Pünktchen auf der Brust

Im WELTSTUDIO sind alle Besucher:innen zum Mitmachen eingeladen. Für blinde und sehbehinderte Menschen hat das Vermittlungsteam des WELTSTUDIOs inklusive Elemente entwickelt.

von Melanie Huber

Ugne Metzner legt den Stift zur Seite. Sie greift nach dem Blatt Papier, das vor ihr liegt und fährt mit den Fingerkuppen über die hervortretenden Linien. Sie stellen die Umrisse eines menschlichen Körpers in einem selbstgezeichneten Meer aus gelben, grünen, blauen und pinkfarbenen Rechtecken dar. Ugne Metzner wendet ihren Kopf und fragt Dennis Müller, Mitarbeiter des WELTSTUDIO-Teams: „Ist mein Mensch auch bunt genug?“

Seit ihrem 20. Lebensjahr ist Ugne Metzner blind. Für das Vermittlungsteam des WELTSTUDIOS testet sie mit zwei weiteren, sehbehinderten Frauen nun die taktilen Materialien und Tastobjekte.

Denn die partizipativen Stationen im WELTSTUDIO, bestehend aus drei raumgreifenden Kartographen, verfügen über inklusive Elemente. „Uns ist es wichtig, allen den gleichen Zugang zu ermöglichen“, sagt Constanze Schröder, Kuratorin des WELTSTUDIOS.
Im Workshop-Bereich des WELTSTUDIOs werden die Poster für den Personenkartographen gestaltet.
© Stadtmuseum Berlin | Foto: Melanie Huber

Gemeinsam mit inkl. Design, der Agentur für inklusives Design in Berlin, haben Constanze Schröder und ihr Team zahlreiche Materialien entwickelt. So wurden für den Personenkartographen zusätzlich zu den menschengroßen Postern auch A3-Poster mit Schwellpapier erstellt. Schwellpapier ist ein Spezialpapier, auf dem tastbare Grafiken dargestellt werden können.

„Während der Entwicklung des Designs haben wir mit Fokusgruppen zusammengearbeitet, unter anderem mit Menschen, die blind oder sehbeeinträchtigt sind“, sagt Constanze Schröder, während sie das Poster mit den menschlichen Umrissen in die Luft hebt.
Neben zwei Punkten für die Augen gibt es auch Punkte im Brust- und Bauchbereich. Sie dienen zur Orientierung.
© Stadtmuseum Berlin | Foto: Melanie Huber
„Zum Beispiel hat die Fokusgruppe darum gebeten, im Brust- und Bauchbereich jeweils ein Pünktchen zu platzieren.“ Das obere Pünktchen befindet sich in der Nähe des Herzens: Beim Ertasten der Umrisse ist die kleine, taktile Grafik eine gute Orientierung.
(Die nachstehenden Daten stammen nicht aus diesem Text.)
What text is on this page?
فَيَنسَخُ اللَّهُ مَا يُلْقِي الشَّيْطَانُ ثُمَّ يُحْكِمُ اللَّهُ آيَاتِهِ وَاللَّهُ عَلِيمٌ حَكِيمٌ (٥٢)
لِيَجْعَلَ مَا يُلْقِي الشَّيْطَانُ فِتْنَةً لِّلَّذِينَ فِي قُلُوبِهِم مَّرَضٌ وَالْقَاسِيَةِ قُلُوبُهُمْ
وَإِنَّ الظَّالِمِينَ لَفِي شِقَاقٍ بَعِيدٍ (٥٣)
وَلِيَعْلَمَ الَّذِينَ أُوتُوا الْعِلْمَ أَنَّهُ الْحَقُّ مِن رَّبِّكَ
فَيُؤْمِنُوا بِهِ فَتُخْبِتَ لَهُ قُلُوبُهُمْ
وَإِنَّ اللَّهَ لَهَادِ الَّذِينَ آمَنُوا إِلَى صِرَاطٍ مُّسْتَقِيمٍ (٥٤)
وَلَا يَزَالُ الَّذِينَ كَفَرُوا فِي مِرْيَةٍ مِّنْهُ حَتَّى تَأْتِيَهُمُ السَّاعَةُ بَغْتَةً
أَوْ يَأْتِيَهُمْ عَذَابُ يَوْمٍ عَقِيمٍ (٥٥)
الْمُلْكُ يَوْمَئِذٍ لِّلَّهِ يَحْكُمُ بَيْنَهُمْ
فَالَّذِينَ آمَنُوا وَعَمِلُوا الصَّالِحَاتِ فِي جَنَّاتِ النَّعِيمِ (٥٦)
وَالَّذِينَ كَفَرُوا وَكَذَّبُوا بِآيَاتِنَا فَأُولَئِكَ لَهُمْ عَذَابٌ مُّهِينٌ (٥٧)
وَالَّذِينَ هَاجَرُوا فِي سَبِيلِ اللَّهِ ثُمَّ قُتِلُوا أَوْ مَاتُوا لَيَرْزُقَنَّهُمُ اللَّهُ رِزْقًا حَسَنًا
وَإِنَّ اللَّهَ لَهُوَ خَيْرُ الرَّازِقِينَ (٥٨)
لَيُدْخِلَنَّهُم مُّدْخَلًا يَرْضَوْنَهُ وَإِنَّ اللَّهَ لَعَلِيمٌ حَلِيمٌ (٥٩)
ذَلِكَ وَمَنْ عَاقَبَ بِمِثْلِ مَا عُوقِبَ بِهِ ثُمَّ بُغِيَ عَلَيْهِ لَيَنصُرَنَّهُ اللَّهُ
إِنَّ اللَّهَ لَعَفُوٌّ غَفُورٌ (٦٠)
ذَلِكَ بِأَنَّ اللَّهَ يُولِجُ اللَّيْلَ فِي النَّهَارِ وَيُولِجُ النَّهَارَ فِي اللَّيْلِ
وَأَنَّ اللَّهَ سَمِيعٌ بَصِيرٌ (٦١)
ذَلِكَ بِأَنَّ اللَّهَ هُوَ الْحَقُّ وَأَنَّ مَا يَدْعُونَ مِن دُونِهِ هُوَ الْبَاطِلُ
Das gefällt Silja Korn, Mitglied der Fokusgruppe: „Es fällt leicht, innerhalb der Grenzen zu bleiben und die Figur zu gestalten.“

Aber nicht nur Buntstifte stehen Silja Korn, Ugne Metzner und Mandy Hamann zur Verfügung. Auch Pfeifenreiniger, Federn, Kugeln oder kontrastreiche Schablonen gehören zur Ausstattung der inklusiven Materialkisten. Diese können bei den Vermittler:innen des WELTSTUDIOS angefragt werden.
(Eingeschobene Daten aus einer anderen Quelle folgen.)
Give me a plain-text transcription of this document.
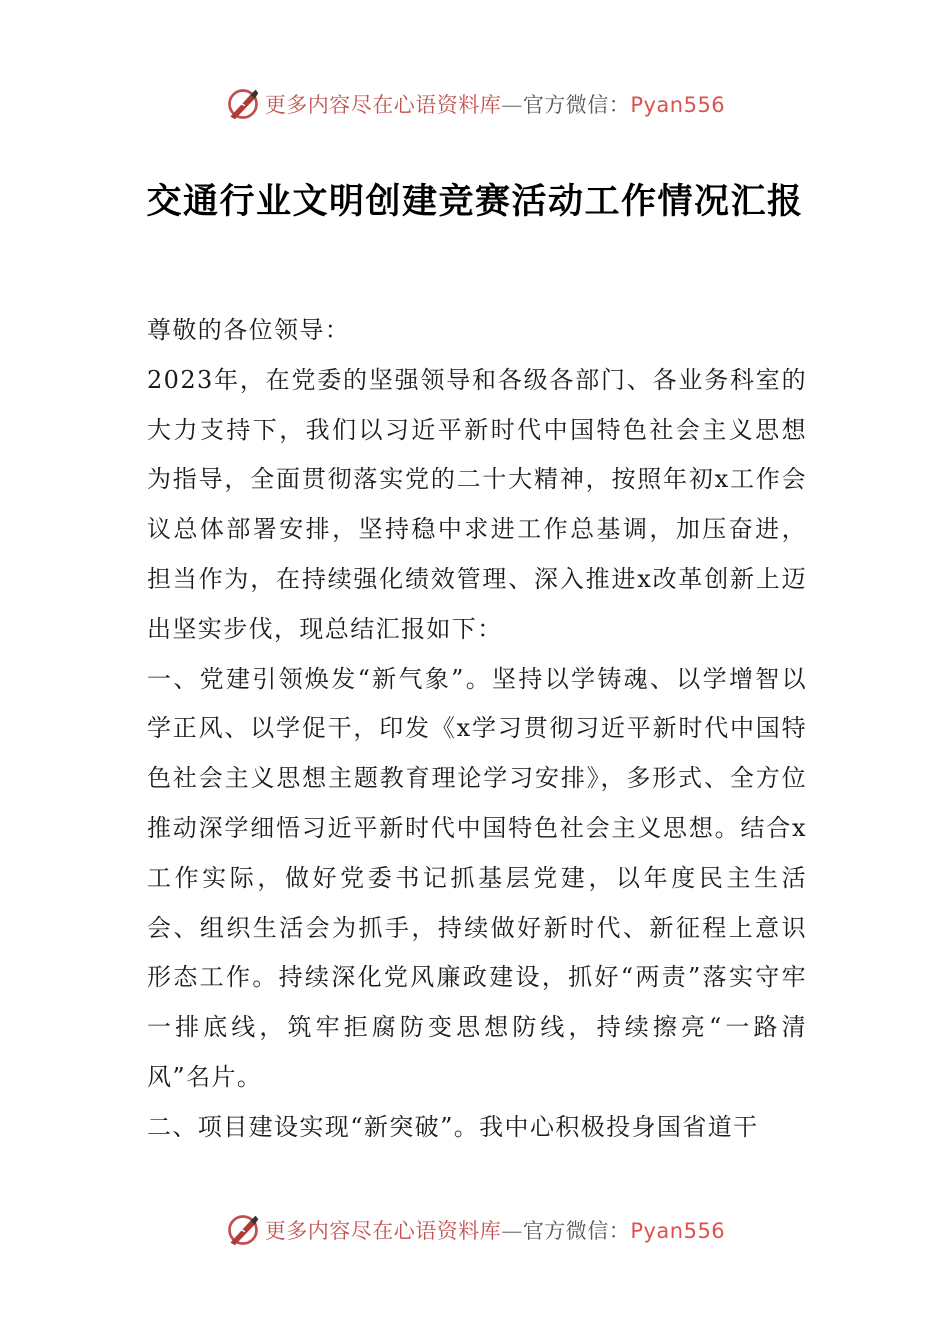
更多内容尽在心语资料库—官方微信：Pyan556
交通行业文明创建竞赛活动工作情况汇报

尊敬的各位领导：

2023年，在党委的坚强领导和各级各部门、各业务科室的大力支持下，我们以习近平新时代中国特色社会主义思想为指导，全面贯彻落实党的二十大精神，按照年初x工作会议总体部署安排，坚持稳中求进工作总基调，加压奋进，担当作为，在持续强化绩效管理、深入推进x改革创新上迈出坚实步伐，现总结汇报如下：

一、党建引领焕发“新气象”。坚持以学铸魂、以学增智以学正风、以学促干，印发《x学习贯彻习近平新时代中国特色社会主义思想主题教育理论学习安排》，多形式、全方位推动深学细悟习近平新时代中国特色社会主义思想。结合x工作实际，做好党委书记抓基层党建，以年度民主生活会、组织生活会为抓手，持续做好新时代、新征程上意识形态工作。持续深化党风廉政建设，抓好“两责”落实守牢一排底线，筑牢拒腐防变思想防线，持续擦亮“一路清风”名片。

二、项目建设实现“新突破”。我中心积极投身国省道干

更多内容尽在心语资料库—官方微信：Pyan556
„Das Bodenleitsystem im WELTSTUDIO führt direkt zu den drei Infoheften in Brailleschrift, die sich an den Kartographen befinden“, erklärt Constanze Schröder. „Dort werden die drei Kartographen vorgestellt und die Vermittler:innen als Ansprechpersonen genannt.“ Außerdem befinden sich an jedem Kartographen – dem Faden-, Kugel- und Personenkartograph – weitere Infohefte in Brailleschrift, in denen die Stationen im Detail beschrieben werden.
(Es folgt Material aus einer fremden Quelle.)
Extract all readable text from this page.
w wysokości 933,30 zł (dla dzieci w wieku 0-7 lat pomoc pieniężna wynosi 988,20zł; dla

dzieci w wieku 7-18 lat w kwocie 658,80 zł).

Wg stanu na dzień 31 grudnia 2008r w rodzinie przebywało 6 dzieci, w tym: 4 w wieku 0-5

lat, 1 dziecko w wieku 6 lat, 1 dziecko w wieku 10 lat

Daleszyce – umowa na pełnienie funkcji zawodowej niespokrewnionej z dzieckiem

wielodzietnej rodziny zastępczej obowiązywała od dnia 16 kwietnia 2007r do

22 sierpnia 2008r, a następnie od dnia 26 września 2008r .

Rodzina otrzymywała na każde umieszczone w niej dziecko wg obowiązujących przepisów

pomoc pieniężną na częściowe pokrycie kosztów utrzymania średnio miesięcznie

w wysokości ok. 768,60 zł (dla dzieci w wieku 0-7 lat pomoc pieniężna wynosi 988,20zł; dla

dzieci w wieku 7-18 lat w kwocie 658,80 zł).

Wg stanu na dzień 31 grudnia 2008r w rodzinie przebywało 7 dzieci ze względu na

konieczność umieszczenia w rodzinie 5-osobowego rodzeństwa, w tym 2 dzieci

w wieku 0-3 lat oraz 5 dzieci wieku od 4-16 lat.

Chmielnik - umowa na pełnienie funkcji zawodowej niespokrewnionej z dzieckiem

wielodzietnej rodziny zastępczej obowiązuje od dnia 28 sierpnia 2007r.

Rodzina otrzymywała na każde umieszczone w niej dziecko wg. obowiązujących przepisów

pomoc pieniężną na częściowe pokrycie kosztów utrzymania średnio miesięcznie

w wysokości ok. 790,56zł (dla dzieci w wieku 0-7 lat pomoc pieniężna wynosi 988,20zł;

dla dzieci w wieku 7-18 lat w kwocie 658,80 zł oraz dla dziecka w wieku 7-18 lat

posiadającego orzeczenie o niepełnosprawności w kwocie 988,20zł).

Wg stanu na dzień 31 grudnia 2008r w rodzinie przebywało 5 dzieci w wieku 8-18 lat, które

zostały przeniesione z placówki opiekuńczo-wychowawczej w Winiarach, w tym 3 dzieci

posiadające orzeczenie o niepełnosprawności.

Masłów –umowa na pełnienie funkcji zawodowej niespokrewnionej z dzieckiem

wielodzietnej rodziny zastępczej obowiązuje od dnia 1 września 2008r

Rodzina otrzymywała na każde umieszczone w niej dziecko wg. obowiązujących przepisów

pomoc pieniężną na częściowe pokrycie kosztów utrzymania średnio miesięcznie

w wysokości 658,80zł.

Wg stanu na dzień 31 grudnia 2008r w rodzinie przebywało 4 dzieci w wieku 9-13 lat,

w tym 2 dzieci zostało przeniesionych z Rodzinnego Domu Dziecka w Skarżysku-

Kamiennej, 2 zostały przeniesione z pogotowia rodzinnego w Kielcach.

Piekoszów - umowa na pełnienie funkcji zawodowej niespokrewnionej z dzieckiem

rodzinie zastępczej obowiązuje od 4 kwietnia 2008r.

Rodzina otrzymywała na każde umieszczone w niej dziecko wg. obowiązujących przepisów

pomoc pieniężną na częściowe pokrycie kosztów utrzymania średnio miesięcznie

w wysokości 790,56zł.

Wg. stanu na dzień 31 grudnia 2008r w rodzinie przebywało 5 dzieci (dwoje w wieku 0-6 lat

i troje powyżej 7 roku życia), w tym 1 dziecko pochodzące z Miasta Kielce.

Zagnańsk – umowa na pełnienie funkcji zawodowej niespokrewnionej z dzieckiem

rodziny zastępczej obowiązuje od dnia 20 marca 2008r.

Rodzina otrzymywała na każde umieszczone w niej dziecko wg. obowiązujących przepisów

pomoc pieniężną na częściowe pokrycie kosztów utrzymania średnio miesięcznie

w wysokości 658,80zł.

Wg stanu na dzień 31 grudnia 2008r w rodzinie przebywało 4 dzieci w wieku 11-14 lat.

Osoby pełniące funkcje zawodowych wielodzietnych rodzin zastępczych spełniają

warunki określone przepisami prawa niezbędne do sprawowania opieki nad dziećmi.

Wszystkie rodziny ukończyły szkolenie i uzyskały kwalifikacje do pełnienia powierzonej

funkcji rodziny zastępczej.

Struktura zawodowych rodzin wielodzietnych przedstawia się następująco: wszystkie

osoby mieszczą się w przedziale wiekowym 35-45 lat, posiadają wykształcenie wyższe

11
Ugne Metzner und ihr Blindenhund Kalle im WELTSTUDIO.
© Stadtmuseum Berlin | Foto: Melanie Huber

Begegnungen auf gleicher Ebene

Ugne Metzner ist fertig mit ihrem Poster. Blindenhund Kalle schaut seiner Besitzerin beim Aufhängen zu. Mit ihrer Arbeit ist Ugne Metzner zufrieden – und auch mit dem Angebot des WELTSTUDIOs: „Schon seit ein paar Jahren teste ich für das Stadtmuseum Berlin taktile Objekte und Materialien. Das Team geht auf andere ein und schafft Begegnungen auf gleicher Ebene. Das ist nicht selbstverständlich.“

Ugne Metzner wünscht sich weniger Scheu von Menschen, die keine Behinderungen haben. Vielleicht ist das WELTSTUDIO ja genau der Ort, um zu verstehen, dass es keiner Scheu bedarf.